The pro-independence majority in Catalonia's newly elected parliament has picked radical separatist Laura Borras for speaker, paving the way for the election of a new coalition government in two weeks.

The former culture minister, who is an ally of exiled ex-president Carles Puigdemont, set the tone for the upcoming legislature. Borras was stripped of her immunity as member of Spain's Congress last year after she was accused of misuse of public funds when she was in charge of the Institute of Catalan Letters.

Putting up a challenge to Borras separatists are members of the far right Vox, who made their way into Catalan politics for the first time in the 2021 vote.

They have vowed to break the seemingly united separatists. However, a majority of lawmakers agreed to erect a cordon sanitaire around the populist party which won 11 seats in the February election.

The leader of the far-right party in Catalonia vowed to fight back. The next stage for Catalan lawmakers is the election of a president for the region. Former vice-president Pere Aragonés from the Republican Left Party of Catalonia is the likely candidate.

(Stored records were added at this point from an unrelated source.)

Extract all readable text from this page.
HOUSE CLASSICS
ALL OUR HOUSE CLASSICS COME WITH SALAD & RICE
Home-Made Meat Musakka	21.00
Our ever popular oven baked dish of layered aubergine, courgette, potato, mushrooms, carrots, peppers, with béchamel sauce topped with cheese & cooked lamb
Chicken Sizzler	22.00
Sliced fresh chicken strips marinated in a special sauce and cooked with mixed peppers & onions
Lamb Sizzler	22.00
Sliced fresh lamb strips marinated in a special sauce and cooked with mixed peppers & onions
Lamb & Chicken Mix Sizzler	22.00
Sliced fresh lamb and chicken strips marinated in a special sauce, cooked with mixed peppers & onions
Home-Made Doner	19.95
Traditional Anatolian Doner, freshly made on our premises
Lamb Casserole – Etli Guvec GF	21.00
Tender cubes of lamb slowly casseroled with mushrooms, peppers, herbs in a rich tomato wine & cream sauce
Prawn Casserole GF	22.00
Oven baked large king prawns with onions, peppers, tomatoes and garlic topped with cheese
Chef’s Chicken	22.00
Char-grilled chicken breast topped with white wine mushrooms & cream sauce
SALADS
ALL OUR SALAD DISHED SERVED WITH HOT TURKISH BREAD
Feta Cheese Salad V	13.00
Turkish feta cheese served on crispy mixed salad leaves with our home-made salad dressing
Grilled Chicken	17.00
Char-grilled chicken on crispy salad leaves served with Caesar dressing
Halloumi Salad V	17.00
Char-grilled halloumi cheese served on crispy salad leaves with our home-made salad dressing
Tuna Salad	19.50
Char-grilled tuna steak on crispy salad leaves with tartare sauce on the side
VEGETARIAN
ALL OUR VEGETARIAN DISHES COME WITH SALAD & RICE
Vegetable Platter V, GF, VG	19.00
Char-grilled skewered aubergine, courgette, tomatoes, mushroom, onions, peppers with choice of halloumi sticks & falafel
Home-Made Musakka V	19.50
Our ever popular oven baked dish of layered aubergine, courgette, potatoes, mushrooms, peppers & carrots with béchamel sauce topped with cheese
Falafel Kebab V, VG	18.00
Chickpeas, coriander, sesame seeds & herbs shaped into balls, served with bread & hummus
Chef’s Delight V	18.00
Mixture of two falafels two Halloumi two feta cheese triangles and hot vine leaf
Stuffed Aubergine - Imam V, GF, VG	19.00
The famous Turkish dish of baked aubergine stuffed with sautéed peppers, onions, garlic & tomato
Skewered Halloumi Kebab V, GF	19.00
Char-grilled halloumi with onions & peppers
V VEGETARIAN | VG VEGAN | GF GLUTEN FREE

He is a firm believer in the independence of Catalonia from Spain but unlike the speaker of parliament, he advocates a more moderate approach with the central government in Madrid. With a new speaker under investigation, and a spectacular breakthrough for the far-right, Catalonia’s parliament is off to a rocky start.

For now, the road ahead is clear for the pro-independence majority to form a government and get down to business, except this time, the man at the helm in the Generalitat will be holding out an olive branch in one hand, and the Estelada flag in the other.